Nicolas Cabus

Nicolas fait partie des hébergeurs Week-ends Alpes Isère. Après des études de philosophie et ancien fleuriste, il s’est tourné vers l’accueil touristique en Matheysine. Bricoleur et attentionné, il met un point d’honneur à fabriquer lui-même ses hébergements pour accueillir ses clients comme chez lui. Poussez la porte de l’Oriel du Sénépy sur les hauteurs de La Motte-d’Aveillans pour découvrir son parcours.

Qu’est-ce qui vous a amené à tenir les gîtes de L’Oriel du Sénépy ?

J’ai suivi des études de philosophie par passion, mais ni ça passe le balai, ni ça remplit le frigo ! Je me suis donc tourné vers le métier de fleuriste.

Malheureusement, l’entreprise Brun Fleurs, à Grenoble, n’a pas pu me garder après mon CAP.

J’ai rebondi avec ce rêve : tenir des gîtes. Depuis toujours, j’aime recevoir les gens.

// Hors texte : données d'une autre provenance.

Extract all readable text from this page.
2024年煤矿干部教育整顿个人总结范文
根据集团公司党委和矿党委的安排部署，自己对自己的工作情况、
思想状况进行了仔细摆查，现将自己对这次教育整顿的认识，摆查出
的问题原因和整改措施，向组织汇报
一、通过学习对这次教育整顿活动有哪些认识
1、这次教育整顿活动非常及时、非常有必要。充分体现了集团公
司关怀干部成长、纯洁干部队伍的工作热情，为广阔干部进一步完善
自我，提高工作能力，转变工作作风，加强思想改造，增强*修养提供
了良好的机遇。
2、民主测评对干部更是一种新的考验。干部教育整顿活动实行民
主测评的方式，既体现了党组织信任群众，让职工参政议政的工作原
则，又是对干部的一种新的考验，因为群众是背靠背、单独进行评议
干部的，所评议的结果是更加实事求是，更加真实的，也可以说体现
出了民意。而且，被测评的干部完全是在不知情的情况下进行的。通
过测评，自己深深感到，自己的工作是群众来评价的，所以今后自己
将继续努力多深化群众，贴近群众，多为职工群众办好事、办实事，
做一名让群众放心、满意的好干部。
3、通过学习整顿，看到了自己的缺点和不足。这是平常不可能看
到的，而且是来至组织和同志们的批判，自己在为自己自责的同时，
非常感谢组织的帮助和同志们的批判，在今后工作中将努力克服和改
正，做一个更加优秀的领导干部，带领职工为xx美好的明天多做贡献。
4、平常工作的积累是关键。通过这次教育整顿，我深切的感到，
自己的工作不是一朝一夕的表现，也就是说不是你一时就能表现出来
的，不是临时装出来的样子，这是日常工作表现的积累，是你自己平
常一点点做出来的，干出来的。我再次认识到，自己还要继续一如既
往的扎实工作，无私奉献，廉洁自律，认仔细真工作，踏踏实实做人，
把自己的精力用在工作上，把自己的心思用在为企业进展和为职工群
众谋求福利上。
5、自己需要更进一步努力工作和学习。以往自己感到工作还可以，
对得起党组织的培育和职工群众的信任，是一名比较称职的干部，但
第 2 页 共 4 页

Je suis de ceux qui, après le repas du dimanche midi, remettent la table pour le soir.
C’est dans cet esprit que j’ai racheté le domaine Les Balcons du Sénépy, devenu L’Oriel du Sénépy.

© Thibault Lefébure

Le mot de l'hébergeur

« Quand on n’a pas le temps ou qu’on ne nous le donne pas, il faut le prendre. »

Nicolas Cabus L'Oriel du Sénépy

Pouvez-vous nous présenter les différents hébergements ?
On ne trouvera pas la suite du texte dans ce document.